Strengths of this study include the relatively large case series size given previous literature to date. In addition, at a mean 4.82 years' follow-up, this case series allows for better understanding of the mid-term survivorship and helps guide surgeon decision-making of OCA in patients with patellofemoral lesions.

Limitations

There are several limitations to this study. First, as authors have previously described,24, 25, 26 it is not uncommon to have concomitant pathology such as meniscal injury or deficiency, ligamentous instability, or malalignment, which is addressed surgically at the time of OCA and is thus difficult to control for. This study is no exception, with 20 (40%) of patients undergoing a concomitant procedure at the time of OCA, which may confound the ability to attribute knee joint preservation and symptom modification or lack thereof directly to the OCA procedure.

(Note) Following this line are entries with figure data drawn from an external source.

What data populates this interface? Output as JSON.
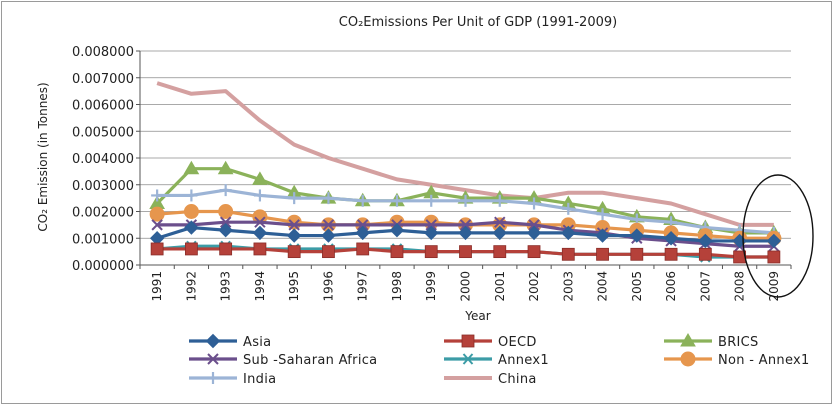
{
  "chart_data": {
    "type": "line",
    "title": "CO₂Emissions Per Unit of GDP (1991-2009)",
    "xlabel": "Year",
    "ylabel": "CO₂ Emission (in Tonnes)",
    "ylim": [
      0,
      0.008
    ],
    "y_ticks": [
      "0.000000",
      "0.001000",
      "0.002000",
      "0.003000",
      "0.004000",
      "0.005000",
      "0.006000",
      "0.007000",
      "0.008000"
    ],
    "categories": [
      "1991",
      "1992",
      "1993",
      "1994",
      "1995",
      "1996",
      "1997",
      "1998",
      "1999",
      "2000",
      "2001",
      "2002",
      "2003",
      "2004",
      "2005",
      "2006",
      "2007",
      "2008",
      "2009"
    ],
    "legend_position": "bottom",
    "series": [
      {
        "name": "China",
        "color": "#d4a0a0",
        "marker": "none",
        "values": [
          0.0068,
          0.0064,
          0.0065,
          0.0054,
          0.0045,
          0.004,
          0.0036,
          0.0032,
          0.003,
          0.0028,
          0.0026,
          0.0025,
          0.0027,
          0.0027,
          0.0025,
          0.0023,
          0.0019,
          0.0015,
          0.0015
        ]
      },
      {
        "name": "BRICS",
        "color": "#8bb25a",
        "marker": "triangle",
        "values": [
          0.0023,
          0.0036,
          0.0036,
          0.0032,
          0.0027,
          0.0025,
          0.0024,
          0.0024,
          0.0027,
          0.0025,
          0.0025,
          0.0025,
          0.0023,
          0.0021,
          0.0018,
          0.0017,
          0.0014,
          0.0012,
          0.0012
        ]
      },
      {
        "name": "India",
        "color": "#9cb4d6",
        "marker": "plus",
        "values": [
          0.0026,
          0.0026,
          0.0028,
          0.0026,
          0.0025,
          0.0025,
          0.0024,
          0.0024,
          0.0024,
          0.0024,
          0.0024,
          0.0023,
          0.0021,
          0.0019,
          0.0017,
          0.0016,
          0.0014,
          0.0013,
          0.0012
        ]
      },
      {
        "name": "Non - Annex1",
        "color": "#e6964d",
        "marker": "circle",
        "values": [
          0.0019,
          0.002,
          0.002,
          0.0018,
          0.0016,
          0.0015,
          0.0015,
          0.0016,
          0.0016,
          0.0015,
          0.0015,
          0.0015,
          0.0015,
          0.0014,
          0.0013,
          0.0012,
          0.0011,
          0.001,
          0.001
        ]
      },
      {
        "name": "Sub -Saharan Africa",
        "color": "#6b4f8c",
        "marker": "x",
        "values": [
          0.0015,
          0.0015,
          0.0016,
          0.0016,
          0.0015,
          0.0015,
          0.0015,
          0.0015,
          0.0015,
          0.0015,
          0.0016,
          0.0015,
          0.0013,
          0.0012,
          0.001,
          0.0009,
          0.0008,
          0.0007,
          0.0007
        ]
      },
      {
        "name": "Asia",
        "color": "#2e5f96",
        "marker": "diamond",
        "values": [
          0.001,
          0.0014,
          0.0013,
          0.0012,
          0.0011,
          0.0011,
          0.0012,
          0.0013,
          0.0012,
          0.0012,
          0.0012,
          0.0012,
          0.0012,
          0.0011,
          0.0011,
          0.001,
          0.0009,
          0.0009,
          0.0009
        ]
      },
      {
        "name": "Annex1",
        "color": "#3c9ca6",
        "marker": "asterisk",
        "values": [
          0.0006,
          0.0007,
          0.0007,
          0.0006,
          0.0006,
          0.0006,
          0.0006,
          0.0006,
          0.0005,
          0.0005,
          0.0005,
          0.0005,
          0.0004,
          0.0004,
          0.0004,
          0.0004,
          0.0003,
          0.0003,
          0.0003
        ]
      },
      {
        "name": "OECD",
        "color": "#b5413a",
        "marker": "square",
        "values": [
          0.0006,
          0.0006,
          0.0006,
          0.0006,
          0.0005,
          0.0005,
          0.0006,
          0.0005,
          0.0005,
          0.0005,
          0.0005,
          0.0005,
          0.0004,
          0.0004,
          0.0004,
          0.0004,
          0.0004,
          0.0003,
          0.0003
        ]
      }
    ],
    "legend_order": [
      "Asia",
      "OECD",
      "BRICS",
      "Sub -Saharan Africa",
      "Annex1",
      "Non - Annex1",
      "India",
      "China"
    ],
    "annotation": {
      "type": "ellipse",
      "around": "2009"
    }
  }
}
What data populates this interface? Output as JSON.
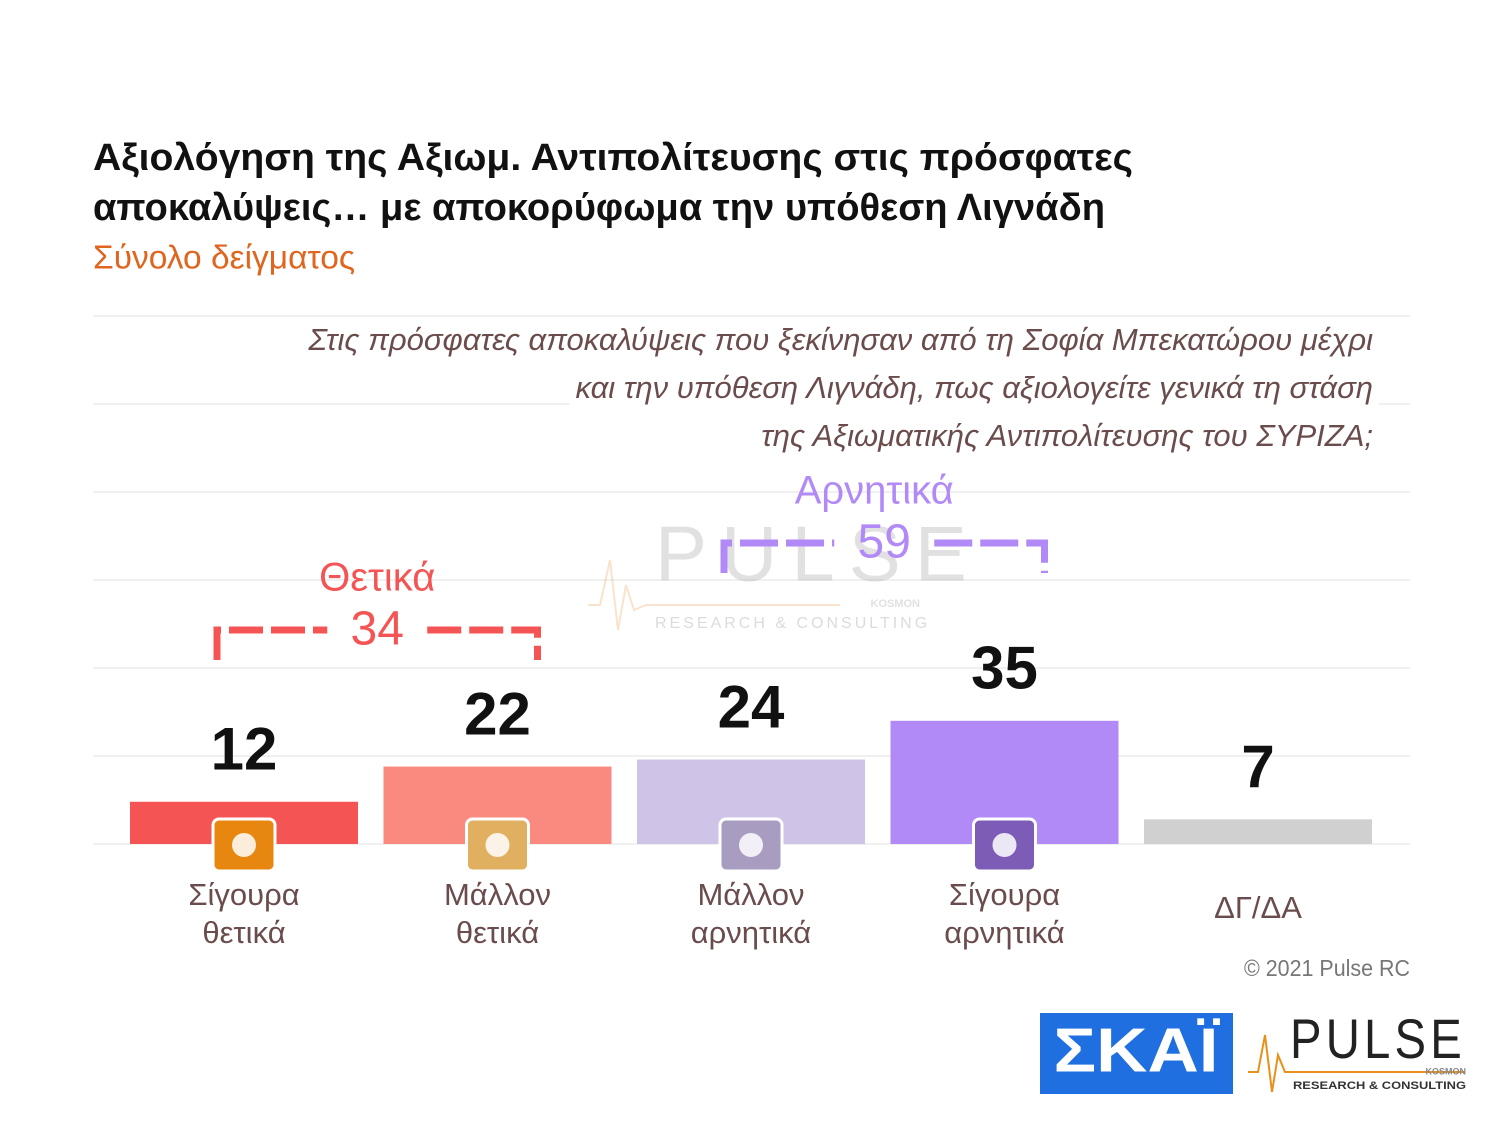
{
  "chart_data": {
    "type": "bar",
    "title": [
      "Αξιολόγηση της Αξιωμ. Αντιπολίτευσης στις πρόσφατες",
      "αποκαλύψεις… με αποκορύφωμα την υπόθεση Λιγνάδη"
    ],
    "subtitle": "Σύνολο δείγματος",
    "question": [
      "Στις πρόσφατες αποκαλύψεις που ξεκίνησαν από τη Σοφία Μπεκατώρου μέχρι",
      "και την υπόθεση Λιγνάδη, πως αξιολογείτε γενικά τη στάση",
      "της Αξιωματικής Αντιπολίτευσης του ΣΥΡΙΖΑ;"
    ],
    "categories": [
      "Σίγουρα θετικά",
      "Μάλλον θετικά",
      "Μάλλον αρνητικά",
      "Σίγουρα αρνητικά",
      "ΔΓ/ΔΑ"
    ],
    "values": [
      12,
      22,
      24,
      35,
      7
    ],
    "colors": [
      "#f55454",
      "#fa8a80",
      "#cfc4e8",
      "#b18af7",
      "#d0d0d0"
    ],
    "icon_colors": [
      "#e8870f",
      "#e0b060",
      "#a89cc0",
      "#7d5cb8",
      null
    ],
    "groups": [
      {
        "label": "Θετικά",
        "value": 34,
        "color": "#f55454",
        "from": 0,
        "to": 1
      },
      {
        "label": "Αρνητικά",
        "value": 59,
        "color": "#b18af7",
        "from": 2,
        "to": 3
      }
    ],
    "ylim": [
      0,
      150
    ],
    "yticks": [
      0,
      25,
      50,
      75,
      100,
      125,
      150
    ],
    "grid": true,
    "copyright": "© 2021 Pulse RC",
    "logos": {
      "skai": "ΣΚΑΪ",
      "pulse": "PULSE",
      "pulse_sub": "RESEARCH & CONSULTING",
      "pulse_kosmon": "KOSMON"
    }
  }
}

In addition, there was heterogeneity in the locations of the allografts with regard to isolated patella, isolated trochlea, concomitant trochlea and patella, or femoral condyle with patella or trochlea. Furthermore, this study is limited by its retrospective design and the number of patients particularly as it pertains to the plug allograft group. In addition, patient-reported outcome measures were inconsistently obtained and therefore were not able to be included and analyzed as part of this study. This may lead to under-reporting of poor outcomes because patients who did not go on to failure may still have reported dissatisfaction or poor functional outcome on patient-reported outcome measures. Similarly, postoperative imaging including radiographs and magnetic resonance imaging were inconsistently available for patients and thus were not able to be used in the analysis. Finally, patients in this study came from two independent surgeons at two separate institutions and who may have differing approaches to surgical technique and rehabilitation protocols.

Conclusion

Plug OCA of the patellofemoral compartment can be an efficacious procedure with quality mid-term outcomes. Shell OCA led to high failure rates at mid-term outcomes. Increasing BMI may predispose these patients to failure, whereas traumatic cause of their lesion was associated with improved outcomes.